Figure 2. Incremental Benefit of One and Two Sputum Cultures as Compared with Sputum-Smear Microscopy

The percentage of cases detected during examination of the first smear or culture is shown, as well as the additional (not total) percentage detected during examination of a second smear or culture. For patients with suspected tuberculosis (Panel A) and prescreened patients at high risk for tuberculosis or multidrug-resistant tuberculosis (Panel B), examination of smears stained with the Ziehl–Neelsen (Z-N) stain was performed at the local laboratory of the National TB Programme before the sample was retrieved for study purposes. For samples from the hospitalized patients with HIV infection (Panel C), microscopical examination of sputum smears stained with auramine but not Z-N stain was performed at Universidad Peruana Cayetano Heredia, because these patients were not recruited through the National TB Programme. L-J denotes Löwenstein–Jensen.

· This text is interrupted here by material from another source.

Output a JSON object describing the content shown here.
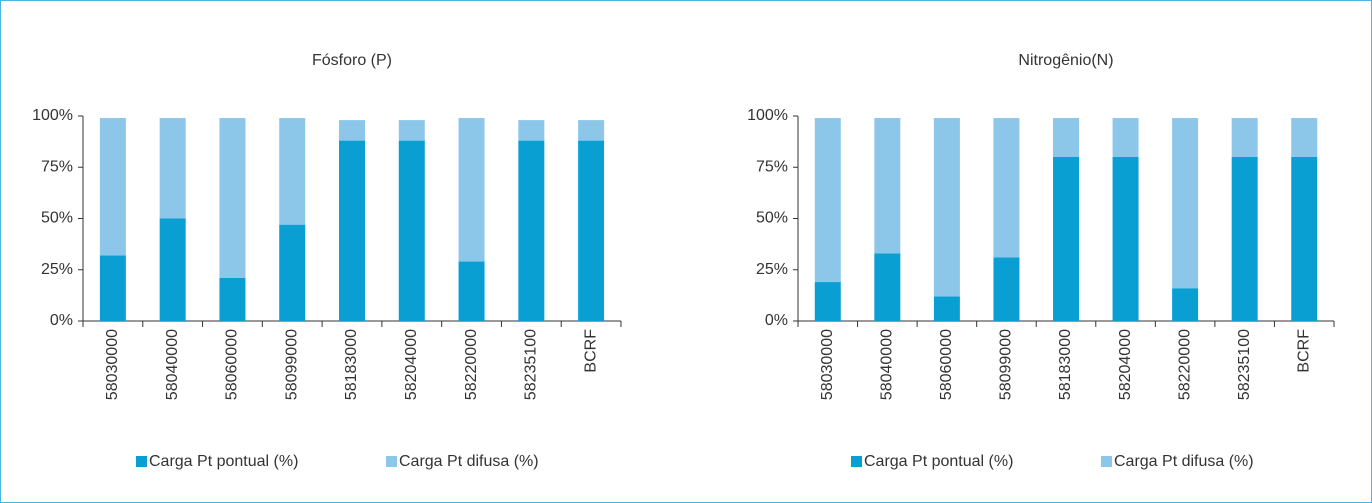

Figure 3. Cumulative Percentages of the Time to Culture Positivity for 325 Culture-Positive Samples According to Culture Method (Panel A) and the Effect of the Quantitative Status of Sputum Smears for Acid-Fast Bacilli (Panels B, C, and D)

The percentages of cultures that were positive at days 7, 14, and 21 were 74%, 99%, and 100%, respectively, in MODS culture; 7%, 62%, and 89% in automated mycobacterial culture; and 0%, 5%, and 28% in Löwenstein–Jensen (L-J) culture (Panel A). In Panels B, C, and D, “auramine smear–” was defined by the presence of fewer than 10 acid-fast bacilli per 100 fields, “1+” 10 to 99 acid-fast bacilli per 100 fields, “2+” 1 to 10 acid-fast bacilli per field, and “3+” more than 10 acid-fast bacilli per field. One field was equivalent to the examination of one carbol-fuchsin–stained smear at a magnification of 1000×.